Mr Oughton: I think I do now.
If we had been having this conversation two years ago, I would
have said to you that whereas in Central Government of course
I have a very strong lever and a strong connection that comes
directly from the authority that the Prime Minister and the Chancellor
have given me to move this programme forward, in the wider public
sector I had only persuasion, encouragement and exhortation, if
you like. The Government has made it very clear, again with the
leadership of the Prime Minister and the Chancellor on this issue,
that choosing not to improve and poor performance is not an option
in the wider public sector bodies, and so in a sense we have upped
the ante in terms of the message that we are delivering to the
wider public sector. We are also working with the wider public
sector, not simply challenging and pushing, but also encouraging
and sharing good techniques. To give you one very brief example,
and I am conscious of the time, Chairman, on procurement we have
developed a process in Central Government for challenging public
sector bodies that choose to undertake procurement separately
from the major deals that we have set up. We go through the European
Journal; we find an advertisement and say, "That is very
interesting. They are out there procuring electricity. There is
a deal already set up which gives good returns". So we go
and challenge that public sector body and encourage them to join
the deal. We are doing that in the local authority sector, too,
and the local authority sector has embraced that and welcomed
it as a very useful technique for improving their own performance.
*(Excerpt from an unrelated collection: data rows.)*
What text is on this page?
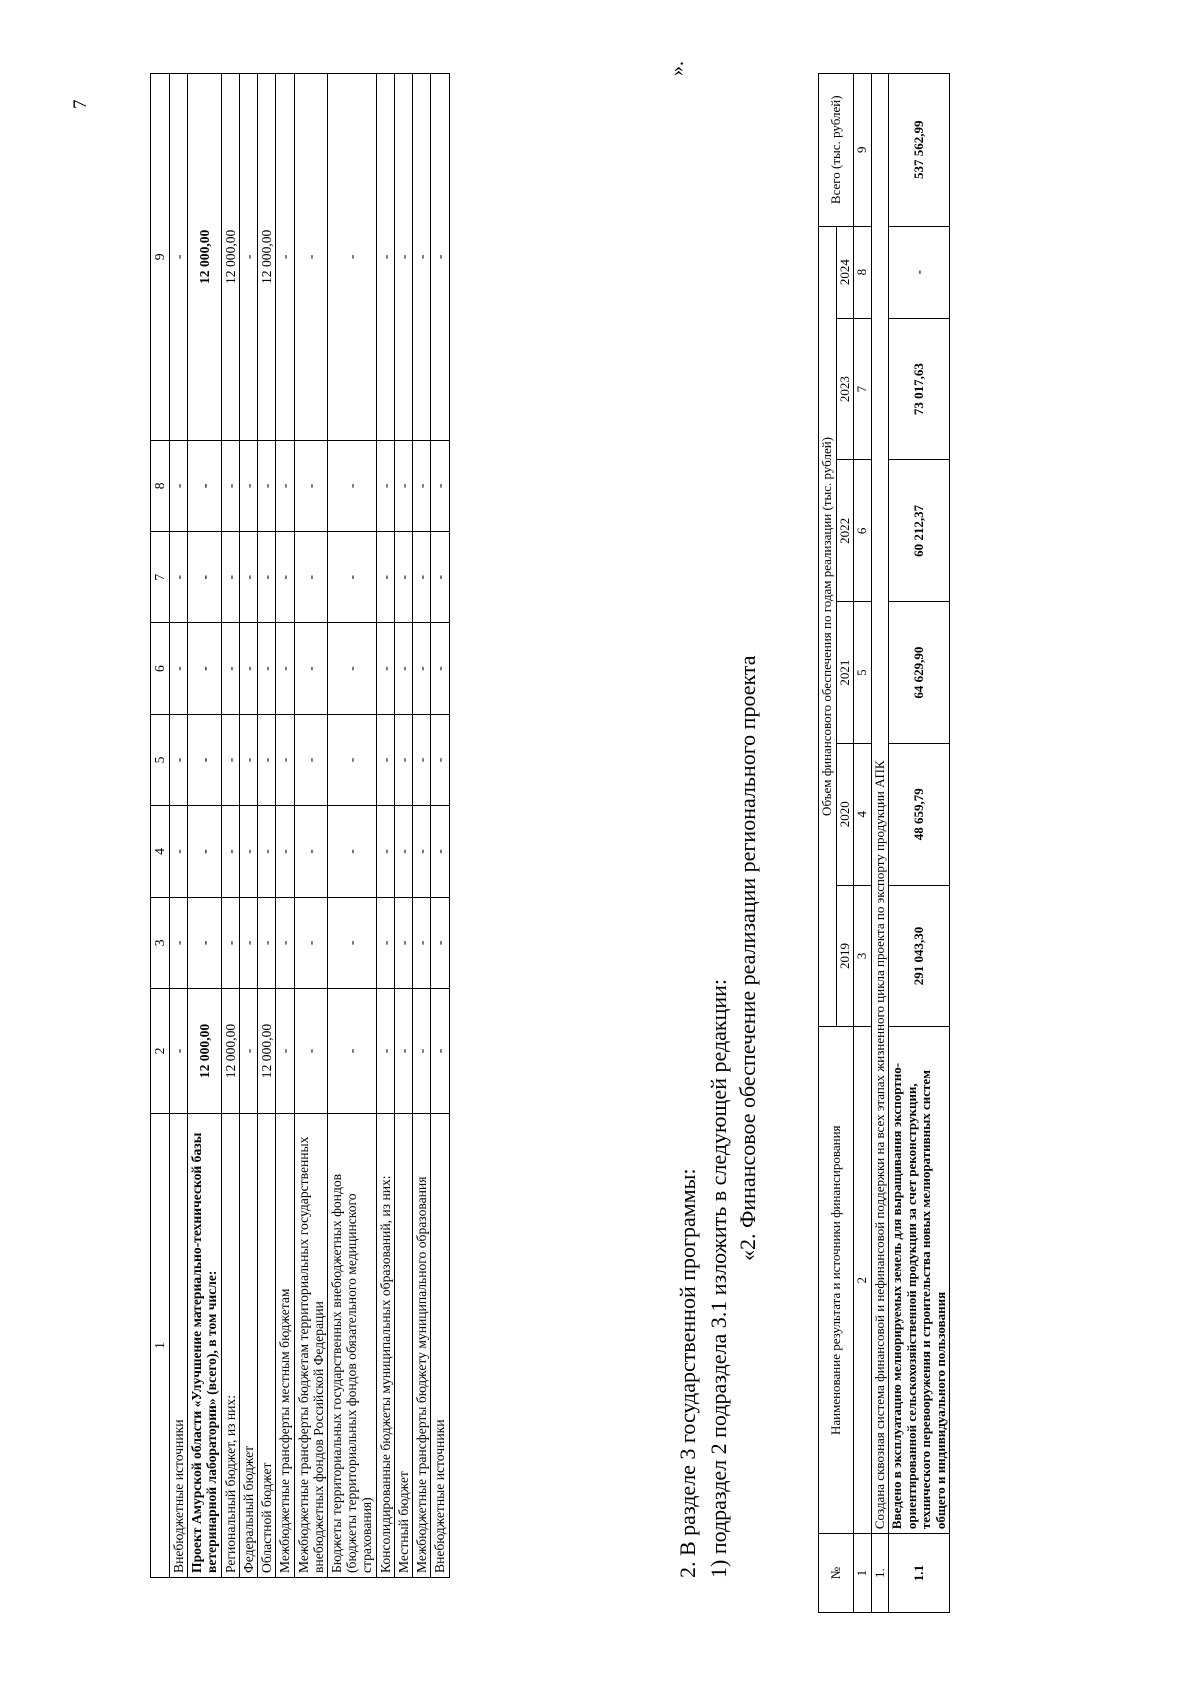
7
1	2	3	4	5	6	7	8	9
Внебюджетные источники	-	-	-	-	-	-	-	-
Проект Амурской области «Улучшение материально-технической базы ветеринарной лаборатории» (всего), в том числе:	12 000,00	-	-	-	-	-	-	12 000,00
Региональный бюджет, из них:	12 000,00	-	-	-	-	-	-	12 000,00
Федеральный бюджет	-	-	-	-	-	-	-	-
Областной бюджет	12 000,00	-	-	-	-	-	-	12 000,00
Межбюджетные трансферты местным бюджетам	-	-	-	-	-	-	-	-
Межбюджетные трансферты бюджетам территориальных государственных внебюджетных фондов Российской Федерации	-	-	-	-	-	-	-	-
Бюджеты территориальных государственных внебюджетных фондов (бюджеты территориальных фондов обязательного медицинского страхования)	-	-	-	-	-	-	-	-
Консолидированные бюджеты муниципальных образований, из них:	-	-	-	-	-	-	-	-
Местный бюджет	-	-	-	-	-	-	-	-
Межбюджетные трансферты бюджету муниципального образования	-	-	-	-	-	-	-	-
Внебюджетные источники	-	-	-	-	-	-	-	-
».
2. В разделе 3 государственной программы: 1) подраздел 2 подраздела 3.1 изложить в следующей редакции:
«2. Финансовое обеспечение реализации регионального проекта
№	Наименование результата и источники финансирования	Объем финансового обеспечения по годам реализации (тыс. рублей)						Всего (тыс. рублей)
		2019	2020	2021	2022	2023	2024	
1	2	3	4	5	6	7	8	9
1.	Создана сквозная система финансовой и нефинансовой поддержки на всех этапах жизненного цикла проекта по экспорту продукции АПК							
1.1	Введено в эксплуатацию мелиорируемых земель для выращивания экспортно-ориентированной сельскохозяйственной продукции за счет реконструкции, технического перевооружения и строительства новых мелиоративных систем общего и индивидуального пользования	291 043,30	48 659,79	64 629,90	60 212,37	73 017,63	-	537 562,99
Q99 Mr Gauke: The range of public
sector bodies that has a role has been extended. How do you think
the OGC has coped with that?
Mr Oughton: I think it has been
a tough challenge for the organisation. We did not ask for increased
resources at the point where we took on this wider remit. My challenge
to the organisation is that we have to work more effectively.
As I said earlier, Mr Gauke, we have had to ensure that we work
not only directly with some wider public sector bodies but also
through, if you like, agents or those who work in those sectors.
I have a very strong relationship, for example with the Chief
Executive of Lewisham Council, the local authority nominated champion
on efficiency, and with the Chief Executive of Norfolk Council,
the local authority nominated champion on procurement, and through
their good offices we can work closely with the sector and maximise
the impact of what is admittedly a very small capacity in the
Office of Government Commerce to take on this task.